How to Get a Job in AWS as a Fresher
Landing your first AWS job has gotten complicated with all the certifications, bootcamps, and conflicting advice flying around. As someone who started from scratch with zero cloud experience and eventually built a career in AWS, I learned everything there is to know about breaking into this field. Today, I will share it all with you.
Understanding AWS and Its Importance

Probably should have led with this section, honestly. Before you chase AWS jobs, you need to understand why companies are hiring for these roles in the first place. AWS runs a massive chunk of the internet. Netflix, Airbnb, NASA, the CDC — they all run on AWS. That creates an enormous demand for people who know how to work with these services.
The market isn’t slowing down either. Every year more companies migrate to the cloud, and every year they need more people to manage their infrastructure. I’ve watched this trend for years now and the demand curve just keeps going up. That’s great news if you’re trying to break in.
Learning AWS Basics
Here’s where most freshers go wrong: they try to learn everything at once. AWS has over 200 services. Nobody learns all of them. Nobody needs to. When I was starting out, I focused on five core services and that was enough to get my first job.

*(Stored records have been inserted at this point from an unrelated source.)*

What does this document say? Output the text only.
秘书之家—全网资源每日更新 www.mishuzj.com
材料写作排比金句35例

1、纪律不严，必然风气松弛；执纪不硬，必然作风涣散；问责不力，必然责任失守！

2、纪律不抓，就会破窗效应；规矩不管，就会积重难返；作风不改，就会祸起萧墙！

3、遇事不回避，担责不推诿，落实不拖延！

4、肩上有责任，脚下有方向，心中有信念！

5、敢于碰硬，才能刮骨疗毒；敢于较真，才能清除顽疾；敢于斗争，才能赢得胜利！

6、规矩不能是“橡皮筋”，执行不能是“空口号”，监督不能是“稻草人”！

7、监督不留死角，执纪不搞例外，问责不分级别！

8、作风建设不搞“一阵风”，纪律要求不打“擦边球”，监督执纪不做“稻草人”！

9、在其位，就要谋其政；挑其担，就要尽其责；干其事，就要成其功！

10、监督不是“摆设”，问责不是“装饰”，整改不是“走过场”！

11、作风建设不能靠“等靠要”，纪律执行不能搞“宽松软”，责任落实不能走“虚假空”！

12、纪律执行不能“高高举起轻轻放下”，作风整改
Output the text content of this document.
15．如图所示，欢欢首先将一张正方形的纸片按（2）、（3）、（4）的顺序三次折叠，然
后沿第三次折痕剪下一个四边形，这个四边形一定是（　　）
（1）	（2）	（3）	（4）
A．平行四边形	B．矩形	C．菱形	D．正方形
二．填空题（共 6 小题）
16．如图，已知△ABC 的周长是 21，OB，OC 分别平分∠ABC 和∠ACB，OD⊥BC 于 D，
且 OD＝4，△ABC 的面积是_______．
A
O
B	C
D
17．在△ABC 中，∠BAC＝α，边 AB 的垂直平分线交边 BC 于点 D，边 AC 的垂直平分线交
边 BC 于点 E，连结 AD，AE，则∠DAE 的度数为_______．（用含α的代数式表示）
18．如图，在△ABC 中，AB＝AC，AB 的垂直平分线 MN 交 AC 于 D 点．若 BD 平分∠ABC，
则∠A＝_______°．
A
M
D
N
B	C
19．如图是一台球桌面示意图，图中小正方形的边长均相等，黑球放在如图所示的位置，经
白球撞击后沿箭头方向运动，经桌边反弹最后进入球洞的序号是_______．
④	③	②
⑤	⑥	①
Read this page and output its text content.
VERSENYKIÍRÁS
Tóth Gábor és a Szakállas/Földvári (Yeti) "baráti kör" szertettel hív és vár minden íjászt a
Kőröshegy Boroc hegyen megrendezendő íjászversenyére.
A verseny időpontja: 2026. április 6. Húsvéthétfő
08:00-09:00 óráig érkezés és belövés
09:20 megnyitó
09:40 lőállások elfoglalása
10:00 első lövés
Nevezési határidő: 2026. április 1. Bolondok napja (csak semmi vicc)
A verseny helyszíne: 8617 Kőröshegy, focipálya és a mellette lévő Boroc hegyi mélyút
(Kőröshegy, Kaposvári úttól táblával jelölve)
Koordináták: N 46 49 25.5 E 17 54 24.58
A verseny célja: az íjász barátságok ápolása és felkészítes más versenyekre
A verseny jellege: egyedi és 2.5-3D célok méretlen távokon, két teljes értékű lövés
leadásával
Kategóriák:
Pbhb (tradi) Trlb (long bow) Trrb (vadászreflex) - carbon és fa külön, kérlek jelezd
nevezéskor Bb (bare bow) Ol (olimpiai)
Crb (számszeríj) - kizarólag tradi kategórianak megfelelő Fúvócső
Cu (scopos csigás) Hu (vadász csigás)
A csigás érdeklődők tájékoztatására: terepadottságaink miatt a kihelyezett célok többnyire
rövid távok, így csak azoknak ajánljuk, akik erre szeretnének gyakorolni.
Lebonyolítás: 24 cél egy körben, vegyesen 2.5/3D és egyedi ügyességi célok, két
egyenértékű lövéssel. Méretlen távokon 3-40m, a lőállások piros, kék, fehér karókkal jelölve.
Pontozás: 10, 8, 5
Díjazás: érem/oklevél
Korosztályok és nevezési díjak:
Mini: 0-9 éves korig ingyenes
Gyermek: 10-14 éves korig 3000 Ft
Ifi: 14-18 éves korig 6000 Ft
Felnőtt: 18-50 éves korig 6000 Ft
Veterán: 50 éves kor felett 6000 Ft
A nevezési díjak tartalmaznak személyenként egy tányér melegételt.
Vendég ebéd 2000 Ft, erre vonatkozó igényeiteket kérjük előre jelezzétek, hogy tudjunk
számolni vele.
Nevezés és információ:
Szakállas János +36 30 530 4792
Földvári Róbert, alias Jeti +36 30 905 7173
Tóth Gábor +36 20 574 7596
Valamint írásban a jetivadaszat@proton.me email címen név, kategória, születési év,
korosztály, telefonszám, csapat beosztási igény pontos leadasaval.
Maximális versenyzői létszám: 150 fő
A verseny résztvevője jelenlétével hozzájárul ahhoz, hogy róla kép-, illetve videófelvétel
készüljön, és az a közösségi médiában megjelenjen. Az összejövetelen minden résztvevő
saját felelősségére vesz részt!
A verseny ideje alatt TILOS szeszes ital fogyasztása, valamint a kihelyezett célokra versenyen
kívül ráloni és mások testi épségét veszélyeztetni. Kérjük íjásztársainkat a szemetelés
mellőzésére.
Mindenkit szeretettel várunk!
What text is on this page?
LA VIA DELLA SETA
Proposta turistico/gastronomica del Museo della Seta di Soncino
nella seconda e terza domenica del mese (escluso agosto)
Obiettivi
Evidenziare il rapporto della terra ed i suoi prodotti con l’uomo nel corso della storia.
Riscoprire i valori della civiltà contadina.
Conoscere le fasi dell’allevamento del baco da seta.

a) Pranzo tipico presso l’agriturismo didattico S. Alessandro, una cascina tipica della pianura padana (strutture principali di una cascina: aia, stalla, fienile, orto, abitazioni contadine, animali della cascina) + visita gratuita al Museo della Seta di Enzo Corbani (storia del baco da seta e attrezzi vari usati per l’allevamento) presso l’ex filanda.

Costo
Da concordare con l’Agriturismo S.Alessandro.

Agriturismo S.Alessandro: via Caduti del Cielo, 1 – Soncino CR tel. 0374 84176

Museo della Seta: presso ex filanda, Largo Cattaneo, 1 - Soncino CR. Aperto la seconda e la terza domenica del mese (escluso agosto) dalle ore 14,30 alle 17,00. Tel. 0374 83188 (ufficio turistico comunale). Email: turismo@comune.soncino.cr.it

Start with these: EC2 (virtual servers), S3 (storage), IAM (permissions), VPC (networking), and Lambda (serverless compute). Get comfortable spinning up instances, storing files, creating users with proper permissions, and setting up basic networking. If you can do those things confidently, you’re already ahead of most people applying for entry-level roles.
AWS has a free tier that gives you 12 months of limited access to core services. Use it. Don’t just read about EC2 instances — launch one. Install a web server on it. Point a domain at it. Break it and fix it. That hands-on experience is worth more than any tutorial you’ll watch.
Obtaining AWS Certification
I’ll be straight with you — the Cloud Practitioner certification alone won’t get you hired. But it will get your resume past automated screening systems and show hiring managers you’re serious. It took me about three weeks of studying to pass it.
After Cloud Practitioner, go for the Solutions Architect Associate. This is the cert that actually moves the needle. It covers architecture, security, networking, and cost optimization — basically everything a junior cloud engineer needs to know. Most hiring managers I’ve talked to consider this the minimum credible certification for AWS roles.
Study resources I’d recommend: Stephane Maarek’s courses on Udemy (worth every penny), the AWS Skill Builder free content (surprisingly good), and Tutorials Dojo practice exams (the closest thing to the real exam I’ve found).
Building Practical Experience
That’s what makes the AWS job market endearing to us cloud professionals — they value what you can build more than where you went to school. You don’t need a fancy degree. You need proof that you can actually do the work.
Build projects. Real ones. Here’s what I built before getting my first job:
- A static website hosted on S3 with CloudFront CDN and a custom domain
- A serverless REST API using Lambda, API Gateway, and DynamoDB
- A basic CI/CD pipeline using CodePipeline and CodeBuild
- A multi-AZ web application with an ALB and Auto Scaling group
Put them on GitHub. Write about what you built and the problems you solved. That portfolio is what got me interviews, not my resume bullet points.
Engaging in AWS Community
The AWS community is genuinely welcoming to newcomers. I was nervous about engaging at first but quickly realized that experienced professionals actually enjoy helping people break in. Here’s where to connect:
- Join your local AWS User Group — most major cities have one, and many run virtual meetups
- Participate in AWS Community Days and re:Invent (there’s a virtual option that’s free)
- Follow AWS heroes and community builders on LinkedIn and Twitter
- Contribute to open-source AWS projects on GitHub, even documentation improvements count
- Start a blog or create content about what you’re learning — this is how I built my professional network
Applying for Jobs
When you’re ready to apply, focus on titles like “Junior Cloud Engineer,” “Associate Cloud Administrator,” or “Cloud Support Associate.” Don’t aim for Solutions Architect roles right out of the gate — work your way up. I started as a cloud support engineer and moved into architecture within two years.
Tailor your resume for each application. Use keywords from the job description. Highlight your certifications, projects, and any hands-on experience. And don’t skip the cover letter — it’s your chance to show personality and explain why you’re passionate about cloud technology. Hiring managers do read them, despite what the internet tells you.
Final Thoughts
Breaking into AWS without experience is absolutely possible. It takes dedication, smart studying, and hands-on practice, but the payoff is worth it. The salaries are strong, the work is interesting, and the demand isn’t going anywhere. Start building, get certified, engage with the community, and apply relentlessly. You’ll land something. I did, and so can you.